GROUP BY DATETIMECONVERT(timeColum, <timeColumnFormat>, 1:MILLISECONDS:EPOCH, <monitoringGranularity>)
ORDER BY ts

GROUP BY DATETIMECONVERT(<timeColum>, <timeColumnFormat>, 1:MILLISECONDS:EPOCH, <monitoringGranularity>) means: take the time column, convert it to milliseconds and group by buckets of <monitoringGranularity>.

This time transformation can make the query slow, especially when there are a lot of rows in the Pinot table.

To avoid this performance hit, you can add a time column that corresponds to the specific
granularity you want to use and configure ThirdEye to use it.

Setting pre-computed time columns in dataset configurations

Pre-computed time columns are set in the dataset configuration. Your dataset configuration details are found at https://<your.thirdeye.instance.cloud>/configuration/datasets/all. You can click on a dataset there to edit it.

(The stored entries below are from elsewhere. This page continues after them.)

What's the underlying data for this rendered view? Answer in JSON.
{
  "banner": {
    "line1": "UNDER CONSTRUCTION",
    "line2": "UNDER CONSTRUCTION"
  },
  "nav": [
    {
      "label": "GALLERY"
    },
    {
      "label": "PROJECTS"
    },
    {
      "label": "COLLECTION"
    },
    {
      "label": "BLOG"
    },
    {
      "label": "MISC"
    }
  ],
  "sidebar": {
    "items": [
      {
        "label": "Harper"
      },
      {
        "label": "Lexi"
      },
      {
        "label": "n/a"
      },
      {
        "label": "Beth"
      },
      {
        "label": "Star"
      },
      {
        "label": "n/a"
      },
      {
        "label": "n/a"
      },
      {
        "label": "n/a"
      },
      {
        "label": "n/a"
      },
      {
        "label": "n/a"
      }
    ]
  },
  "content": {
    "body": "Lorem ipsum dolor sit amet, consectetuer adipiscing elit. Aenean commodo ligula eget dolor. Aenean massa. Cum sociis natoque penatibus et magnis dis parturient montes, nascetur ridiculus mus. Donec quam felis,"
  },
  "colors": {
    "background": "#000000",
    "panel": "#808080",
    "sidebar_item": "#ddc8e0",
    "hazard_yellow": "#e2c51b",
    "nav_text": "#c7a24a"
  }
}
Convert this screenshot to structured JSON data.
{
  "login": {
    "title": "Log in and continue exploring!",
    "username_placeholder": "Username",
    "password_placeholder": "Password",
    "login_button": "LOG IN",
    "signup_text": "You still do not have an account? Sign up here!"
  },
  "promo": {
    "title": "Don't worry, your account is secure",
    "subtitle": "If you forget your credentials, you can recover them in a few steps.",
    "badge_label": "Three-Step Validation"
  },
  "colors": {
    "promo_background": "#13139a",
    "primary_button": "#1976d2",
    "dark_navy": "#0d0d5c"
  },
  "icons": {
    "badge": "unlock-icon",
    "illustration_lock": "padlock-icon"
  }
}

Consider this dataset configuration:

{
  "name": "pageviews",
  "dimensions": [
    "country",
    "browser",
    ...
  ],
  "timeColumn": {
    "name": "pageviewdate",
    "interval": 0.001,
    "format": "SIMPLE_DATE_FORMAT:yyyy-MM-dd",
    "timezone": "UTC"
  },
  "dataSource": {
    "name": "pinot"
  }
}

dataset.json

If you know you will often use an hourly monitoringGranularity PT1H:

  1. add a pre-computed time column in your pinot table that correspond to hourly buckets
  2. update the dataset configuration timeColumns metadata:
    {
      "name": "pageviews",
      "dimensions": [
        "country",
        "browser",
        ...
      ],
      "timeColumn": {
        "name": "pageviewdate",
        "interval": 0.001,
        "format": "SIMPLE_DATE_FORMAT:yyyy-MM-dd",
        "timezone": "UTC"
      },
      "dataSource": {
        "name": "pinot"
      },
      #### ADD THIS #### 
      "timeColumns": [
        {
          "name": "hourlyBuckets",      # the name of the column
          "format": "1:HOURS:EPOCH",    # the Pinot format of the column 
          "granularity": "PT1H"         # the granularity of the buckets - in ISO-8601 format
          "timezone": "UTC"             # the timezone of the buckets
        }
      ]
    }
    dataset_with_precomputed_time_column

With this change, when an alert is in timezone UTC and has granularity hourly PT1H, ThirdEye will optimize the query using the hourlyBuckets column. For other configurations, it will use the default time column. You can add as many precomputed time columns as you want.

For time format see timeFormat strings.